We’ve been happy Tivo subscribers for almost two years now. We started with a Toshiba RS-TX20 model that also has an integrated DVD player/recorder. That was an awesome combination (just one remote!) but its been discontinued. Not just the model — the whole concept. So when we added a high-definition television set and Verizon’s FIOS service last year, we bought a true Tivo box, the Series3 HD.
The Series3 can record high-def shows and connect to the Internet to do all the brilliant Tivo scheduling tricks. But it also requires that we have a separate DVD player and its accompanying remote to watch movies on disk. Big drag.
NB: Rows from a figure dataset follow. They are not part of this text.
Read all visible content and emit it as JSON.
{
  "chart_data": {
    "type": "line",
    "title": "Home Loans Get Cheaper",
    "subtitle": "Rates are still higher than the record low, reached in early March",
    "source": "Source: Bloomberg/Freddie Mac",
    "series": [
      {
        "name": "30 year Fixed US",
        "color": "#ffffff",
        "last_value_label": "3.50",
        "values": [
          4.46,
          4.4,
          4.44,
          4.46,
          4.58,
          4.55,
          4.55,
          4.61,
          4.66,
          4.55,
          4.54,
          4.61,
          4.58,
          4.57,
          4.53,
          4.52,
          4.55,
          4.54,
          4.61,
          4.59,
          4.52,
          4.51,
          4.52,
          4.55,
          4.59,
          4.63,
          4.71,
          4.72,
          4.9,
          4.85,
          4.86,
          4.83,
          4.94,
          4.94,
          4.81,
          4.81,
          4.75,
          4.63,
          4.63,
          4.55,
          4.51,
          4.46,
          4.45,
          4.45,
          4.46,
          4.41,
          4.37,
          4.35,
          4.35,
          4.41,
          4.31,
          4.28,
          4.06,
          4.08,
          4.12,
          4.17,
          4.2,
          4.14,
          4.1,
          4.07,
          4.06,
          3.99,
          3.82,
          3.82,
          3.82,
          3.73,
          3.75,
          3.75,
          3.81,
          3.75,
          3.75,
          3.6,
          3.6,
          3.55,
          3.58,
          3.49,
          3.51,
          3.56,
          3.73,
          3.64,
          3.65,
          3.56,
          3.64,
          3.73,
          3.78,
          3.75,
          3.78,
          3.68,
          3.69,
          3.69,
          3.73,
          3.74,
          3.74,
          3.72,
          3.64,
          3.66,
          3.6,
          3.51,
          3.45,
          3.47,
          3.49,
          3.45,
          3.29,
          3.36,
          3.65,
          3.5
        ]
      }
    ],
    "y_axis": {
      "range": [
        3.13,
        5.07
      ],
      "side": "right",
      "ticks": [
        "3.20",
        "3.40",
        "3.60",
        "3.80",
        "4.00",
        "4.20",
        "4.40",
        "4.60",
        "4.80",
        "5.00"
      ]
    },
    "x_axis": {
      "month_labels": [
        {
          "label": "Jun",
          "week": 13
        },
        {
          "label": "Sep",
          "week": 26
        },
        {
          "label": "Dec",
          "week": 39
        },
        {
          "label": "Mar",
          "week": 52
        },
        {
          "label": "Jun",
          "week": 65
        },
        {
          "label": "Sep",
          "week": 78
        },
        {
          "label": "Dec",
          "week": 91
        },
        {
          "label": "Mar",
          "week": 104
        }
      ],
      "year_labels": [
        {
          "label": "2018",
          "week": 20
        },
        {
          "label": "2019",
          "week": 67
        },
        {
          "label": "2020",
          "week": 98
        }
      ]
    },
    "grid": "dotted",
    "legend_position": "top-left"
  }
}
Plus we lost the ability to transfer shows to DVD, which might make some TV execs somewhere happy but seems like a big downer to us ordinary consumers who just want an easy way to let our kids watch their favorite shows while on vacation in hotel rooms and so on.
Lately, the news has been full of the latest boxes and schemes to better connect your television to whatever source of programming turns you on. Downloads and streaming and cable, oh my. There’s the new Netflix $99 box designed by Roku that lets you choose movies on your PC that are then streamed over the Internet to your TV via the box. Gizmodo loves it, but others, like Kristen Nicole on Mashable, less so. Then Sony announced it would be adding a cable industry developed technology currently going by the tag “Tru2way” to some of its high-end TVs obviating the need for a set-top box even for pay-per-view and on-demand cable programming. NewTeeVee is pretty optimistic though I found it — and almost all the media coverage, really — lacking the history and context of this technology and rather naive about the cable industry’s aims here. But that’s a subject for another post. Plus Apple rolled out its HBO deal for downloadable if overpriced shows and Jeff Bezos said Amazon would get into the live streaming biz soon.
At first, all this news had me depressed that so many competing players were battling over all these little pieces of the big picture. The forest and the trees and all that. After all, I just want to watch what I want to watch when I want to watch it on the TV I like to watch. And just let me use a fairly simple and solitary remote control, please. But as I sat down to write some kind of screed against the industry, I started to mentally tally how we’d used our Tivos just in the past few weeks:
– Watched New York Times food columnist Mark Bittman’s five minute video podcast, which we gleefully follow every week.
– Realized we weren’t going to make it home on a Sunday night in time to watch The Tudors on Showtime, so we logged into our Tivo online account via a laptop and ordered one of our Tivos to record the episode, which it did.
– Rented “La Vie en Rose” from Amazon’s Unbox service web site and had it download automatically to our Tivo where we watched it a few nights later (We regularly rent two or three Unbox movies a month and would rent even more if the selection was better and/or the release dates matched the DVD release date).
– Watched all manner of recorded TV shows like The Office, 30 Rock and Battlestar Galactica.
– Pulled an episode of the children’s show Charlie & Lola off the Tivo hard drive and onto my iMac using Roxio’s legal Tivo Transfer program which then converted it to a format for the iPod for my daughter to watch later on a car trip.
– Watched some of the movie trailer promo ads featured at the bottom of the Tivo home screen. Full disclosure: as a boy, I even watched a few of the extended new car promos Tivo featured when my wife wasn’t around.
What am I trying to say? Tivo does just about everything I want and if the selection of rentable movies and web video was simply expanded, I don’t think I’d have much left to complain about — well, maybe they could add back in the DVD player. Send Sony, Netflix, Apple et al away. You’re not needed here.
p.s In the mea culpa department, I was all wrong about the Tivo-Unbox link up when it was announced last year. Oops.